One of the pain points for the sector has been a long-standing demand to change the inverted duty structure. Today, on average, the excise duty is 4 per cent higher on APIs (active pharmaceutical ingredients or bulk drugs) than on formulations or finished products. Second, although this is not confined to the pharma sector, the announcement of a timeframe to put in place the common GST (Goods and Services Tax). A simplified common GST
system will ensure multiple layers of levies are done away with as different states have multiple duty structures causing pain each time a producer wants to sell between states. Inclusion of income from the Special Economic Zone (SEZ) while calculating the liability of a company for Minimum Alternative Tax (MAT) would, some industry representatives have said, be detrimental and they hope the finance minister will keep the SEZ profits excluded in this.
There is also the expectation that perhaps the finance minister will listen this time to the demand that the weighted deduction under section 35(2AB) be extended to the expenditure incurred by pharma companies outside approved R&D facilities, i.e. clinical trials, bioequivalence studies conducted in overseas CROs and regulatory and patent approvals, which are directly related to R&D. A weighted deduction on in-house research & development expenditure is allowed to pharma and other companies. However, expenditure incurred outside the approved R&D facility is currently not covered. However, not many expect this to happen.

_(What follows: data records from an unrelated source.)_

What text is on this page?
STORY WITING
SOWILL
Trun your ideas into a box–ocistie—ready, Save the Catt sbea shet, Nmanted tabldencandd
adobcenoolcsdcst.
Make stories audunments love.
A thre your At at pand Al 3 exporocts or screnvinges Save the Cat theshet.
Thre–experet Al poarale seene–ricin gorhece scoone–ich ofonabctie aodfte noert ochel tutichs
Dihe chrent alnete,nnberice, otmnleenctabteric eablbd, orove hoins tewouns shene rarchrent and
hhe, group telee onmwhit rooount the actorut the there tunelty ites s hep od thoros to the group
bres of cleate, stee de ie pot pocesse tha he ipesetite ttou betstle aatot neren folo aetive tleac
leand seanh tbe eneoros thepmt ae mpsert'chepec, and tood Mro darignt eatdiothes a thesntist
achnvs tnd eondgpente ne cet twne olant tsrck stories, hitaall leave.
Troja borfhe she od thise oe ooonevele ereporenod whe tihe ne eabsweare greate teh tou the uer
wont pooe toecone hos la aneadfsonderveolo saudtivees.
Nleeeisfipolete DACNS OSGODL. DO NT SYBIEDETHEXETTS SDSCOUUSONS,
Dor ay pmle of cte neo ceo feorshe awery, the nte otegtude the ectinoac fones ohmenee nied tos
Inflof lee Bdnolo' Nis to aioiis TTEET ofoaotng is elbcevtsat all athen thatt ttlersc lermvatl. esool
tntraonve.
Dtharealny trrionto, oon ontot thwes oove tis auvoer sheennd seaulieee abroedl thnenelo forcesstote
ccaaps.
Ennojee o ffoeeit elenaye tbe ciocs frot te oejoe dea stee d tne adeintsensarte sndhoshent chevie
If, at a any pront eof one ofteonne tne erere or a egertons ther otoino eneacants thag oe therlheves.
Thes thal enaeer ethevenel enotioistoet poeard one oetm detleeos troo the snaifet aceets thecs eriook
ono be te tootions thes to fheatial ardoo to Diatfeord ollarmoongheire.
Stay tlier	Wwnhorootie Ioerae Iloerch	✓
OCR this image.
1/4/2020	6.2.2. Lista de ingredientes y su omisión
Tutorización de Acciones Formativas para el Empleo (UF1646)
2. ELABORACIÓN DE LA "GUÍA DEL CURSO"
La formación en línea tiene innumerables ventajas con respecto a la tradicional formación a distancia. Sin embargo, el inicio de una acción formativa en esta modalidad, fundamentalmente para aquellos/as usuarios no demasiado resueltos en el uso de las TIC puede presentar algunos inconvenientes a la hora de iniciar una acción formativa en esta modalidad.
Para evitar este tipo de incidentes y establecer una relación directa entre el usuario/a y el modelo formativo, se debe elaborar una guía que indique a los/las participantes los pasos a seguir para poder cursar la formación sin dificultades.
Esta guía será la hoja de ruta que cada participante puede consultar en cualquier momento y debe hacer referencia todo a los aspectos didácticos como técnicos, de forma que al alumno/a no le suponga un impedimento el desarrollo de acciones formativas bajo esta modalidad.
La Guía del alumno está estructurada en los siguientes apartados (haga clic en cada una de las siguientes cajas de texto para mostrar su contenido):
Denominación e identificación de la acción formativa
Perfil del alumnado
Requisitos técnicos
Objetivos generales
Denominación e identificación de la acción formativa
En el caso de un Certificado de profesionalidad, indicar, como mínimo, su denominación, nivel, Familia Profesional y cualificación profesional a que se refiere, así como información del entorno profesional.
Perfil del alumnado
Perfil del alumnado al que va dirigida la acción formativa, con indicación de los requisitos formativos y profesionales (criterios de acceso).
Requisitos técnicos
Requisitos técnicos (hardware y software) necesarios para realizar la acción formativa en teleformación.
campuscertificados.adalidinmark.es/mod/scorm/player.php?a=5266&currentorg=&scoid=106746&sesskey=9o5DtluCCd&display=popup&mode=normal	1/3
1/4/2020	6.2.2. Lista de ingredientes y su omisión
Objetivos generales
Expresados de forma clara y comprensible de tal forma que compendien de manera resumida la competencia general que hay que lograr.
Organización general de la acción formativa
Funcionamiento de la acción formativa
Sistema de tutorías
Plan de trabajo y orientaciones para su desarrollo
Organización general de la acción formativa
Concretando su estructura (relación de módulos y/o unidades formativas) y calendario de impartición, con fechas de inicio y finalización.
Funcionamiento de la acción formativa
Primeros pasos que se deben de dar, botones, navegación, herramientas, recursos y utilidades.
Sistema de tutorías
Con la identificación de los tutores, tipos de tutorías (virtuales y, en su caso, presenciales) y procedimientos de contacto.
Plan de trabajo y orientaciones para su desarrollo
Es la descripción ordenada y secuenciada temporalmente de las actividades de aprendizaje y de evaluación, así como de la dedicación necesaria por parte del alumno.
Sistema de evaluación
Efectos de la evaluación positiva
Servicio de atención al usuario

As for as the healthcare sector, there has been a long-pending demand of granting it infrastructure status. On the primary healthcare front, spending needs to be channeled towards malnutrition, women's health and infant mortality, given India's far from satisfactory performance on these parameters. Going by estimates of infant and under-5 mortality rates or the IMR (infant mortality rate) at 53 per 1000 live births and the MMR (maternal mortality ratio) of around 254 per 100,000 live births. Compared to the IMR of 19 and MMR of 45 in China and the IMR of 17 and MMR of 58 in Sri Lanka, India has a long way to go. Similarly, on tertiary care, the government could take to scale and look at ways to replicate some of the successful state health initiatives like the Rajiv Aarogyasri, the flagship scheme of all health initiatives of the Andhra Pradesh government, which provides cashless health cover to those below the poverty line.Surely, despite his macro concerns, there is lot that the finance minister can still do in this budget.